Experimentar y sentir
El 12 de noviembre de 1918, un día después del Armisticio, Monet le escribió a su amigo Georges Clemenceau: “Estoy a punto de terminar unos paneles decorativos, que quiero firmar el día de la Victoria, y quisiera ofrecérselos al Estado”. Las denominadas Grandes Décorations serían instaladas en 1927, un año después de su muerte, en la Orangerie del Jardin des Tuileries, en pleno centro de París. Esas telas de proporciones monumentales, en las que con trazos abocetados, repetitivos y sinuosos, de una espontaneidad sin precedentes, tradujo sus percepciones y los reflejos cambiantes de la superficie del estanque, pueden interpretarse como un homenaje del viejo pintor al acto de mirar.
La cuenca con nenúfares sin sauces, mañana, de la serie de Ninfeas de Monet. Foto: Album.
La visión de Monet se había vuelto definitivamente más profunda, más mental y a la vez más enigmática, adentrándose en un terreno próximo a la abstracción. Hoy, como espectadores modernos, instruidos para poder apreciar las obras abstractas, podemos valorar estos grandes murales como paradigmas inigualables de pintura pura y somos capaces de captar su autenticidad como expresión única de su creador.

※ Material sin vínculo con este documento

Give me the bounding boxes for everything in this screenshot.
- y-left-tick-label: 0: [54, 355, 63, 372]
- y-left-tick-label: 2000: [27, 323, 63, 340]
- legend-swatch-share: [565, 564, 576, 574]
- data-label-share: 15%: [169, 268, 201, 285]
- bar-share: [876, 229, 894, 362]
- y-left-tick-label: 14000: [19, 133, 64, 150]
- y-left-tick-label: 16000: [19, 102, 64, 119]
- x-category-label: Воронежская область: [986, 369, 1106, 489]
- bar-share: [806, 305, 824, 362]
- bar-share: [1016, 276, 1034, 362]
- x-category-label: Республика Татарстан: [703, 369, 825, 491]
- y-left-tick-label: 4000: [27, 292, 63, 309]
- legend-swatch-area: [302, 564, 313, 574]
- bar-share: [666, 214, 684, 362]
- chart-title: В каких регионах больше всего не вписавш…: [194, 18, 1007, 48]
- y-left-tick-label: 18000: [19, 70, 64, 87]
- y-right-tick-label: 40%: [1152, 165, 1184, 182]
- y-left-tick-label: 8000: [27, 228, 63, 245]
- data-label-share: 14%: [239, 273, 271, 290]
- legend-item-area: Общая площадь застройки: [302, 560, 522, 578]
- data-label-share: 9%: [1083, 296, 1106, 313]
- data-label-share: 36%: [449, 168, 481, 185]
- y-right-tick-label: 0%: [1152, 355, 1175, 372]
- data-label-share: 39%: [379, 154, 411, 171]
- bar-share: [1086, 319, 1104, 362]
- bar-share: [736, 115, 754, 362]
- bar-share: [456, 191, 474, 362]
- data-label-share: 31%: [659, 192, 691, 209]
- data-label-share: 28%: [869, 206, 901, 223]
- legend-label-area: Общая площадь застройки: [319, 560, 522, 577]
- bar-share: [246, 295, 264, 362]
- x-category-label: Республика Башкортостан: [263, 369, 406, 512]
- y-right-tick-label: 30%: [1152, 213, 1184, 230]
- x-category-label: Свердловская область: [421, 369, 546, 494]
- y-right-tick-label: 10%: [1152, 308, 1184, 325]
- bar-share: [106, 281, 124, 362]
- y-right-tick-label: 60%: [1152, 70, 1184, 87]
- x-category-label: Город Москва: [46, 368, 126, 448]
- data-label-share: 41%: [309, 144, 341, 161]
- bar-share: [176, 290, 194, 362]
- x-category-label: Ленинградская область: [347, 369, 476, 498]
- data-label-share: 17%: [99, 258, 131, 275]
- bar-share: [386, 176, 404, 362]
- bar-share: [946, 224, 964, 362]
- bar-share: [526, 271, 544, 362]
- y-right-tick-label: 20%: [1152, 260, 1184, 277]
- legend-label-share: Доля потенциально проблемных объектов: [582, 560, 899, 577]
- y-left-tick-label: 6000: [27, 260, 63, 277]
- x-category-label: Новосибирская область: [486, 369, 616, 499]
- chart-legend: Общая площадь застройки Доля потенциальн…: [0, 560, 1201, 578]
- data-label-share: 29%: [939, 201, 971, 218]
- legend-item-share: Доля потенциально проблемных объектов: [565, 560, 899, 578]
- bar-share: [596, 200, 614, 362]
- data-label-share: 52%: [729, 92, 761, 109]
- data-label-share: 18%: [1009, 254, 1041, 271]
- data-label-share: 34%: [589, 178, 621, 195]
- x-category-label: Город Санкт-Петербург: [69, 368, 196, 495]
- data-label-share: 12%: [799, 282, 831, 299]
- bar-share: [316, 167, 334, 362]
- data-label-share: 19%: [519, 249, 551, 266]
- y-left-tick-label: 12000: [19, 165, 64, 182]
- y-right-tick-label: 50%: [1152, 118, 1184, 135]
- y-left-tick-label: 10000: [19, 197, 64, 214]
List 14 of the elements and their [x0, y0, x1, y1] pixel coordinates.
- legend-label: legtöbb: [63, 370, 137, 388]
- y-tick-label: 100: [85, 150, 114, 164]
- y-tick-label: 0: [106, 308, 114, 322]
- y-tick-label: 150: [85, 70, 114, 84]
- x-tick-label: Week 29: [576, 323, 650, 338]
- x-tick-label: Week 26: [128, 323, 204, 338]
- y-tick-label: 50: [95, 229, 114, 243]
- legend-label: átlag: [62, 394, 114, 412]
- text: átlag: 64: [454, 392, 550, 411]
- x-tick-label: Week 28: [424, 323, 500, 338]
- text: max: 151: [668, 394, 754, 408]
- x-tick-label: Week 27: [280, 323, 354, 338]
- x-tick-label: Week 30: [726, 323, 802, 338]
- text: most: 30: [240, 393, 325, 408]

Fueron precisamente estos paisajes acuáticos, considerados una de las aportaciones más significativas a la modernidad por parte de Monet, los que desencadenaron el entusiasmo de los jóvenes abstractos de la segunda mitad del siglo XX. La senda abierta por él fue seguida tanto por los americanos Jackson Pollock, Willem de Kooning, Achille Gorky, Mark Rothko, Sam Francis, Helen Frankenthaler, Joan Mitchell o el ya mencionado Kelly, como por las corrientes abstractas europeas, desde el informalismo a la abstracción lírica, que se desarrollaban en paralelo y que incluían un nutrido y variado listado de pintores: Jean-René Bazaine, Roger Bissière, Georges Mathieu, Jean Fautrier, Nicolas de Staël o Zao Wou-Ki, entre otros.
Composición en rojo (1942), de Jean René Bazaine. Foto: Album.
Mientras que la pintura tradicional en perspectiva nos abre el muro hacia lejanas profundidades, tanto la pintura del período final de Monet como la pintura abstracta de Pollock, Rothko o Bazaine nos envuelven, nos rodean, nos hacen flotar en un espacio indeterminado. Si bien Claude Monet permaneció mucho tiempo encasillado en la categoría de pintor impresionista, decimonónico, resulta innegable su contribución a la transición de un arte representativo a un arte abstracto. El interés por la materialidad y espontaneidad de la pintura, la preocupación por la pincelada, el empaste, la textura o la rugosidad del lienzo de los abstractos se pueden entrever ya en su obra. Es justo concluir que las pinturas de su período final merecen ser consideradas un claro preludio de la abstracción del siglo XX. Con todos los honores.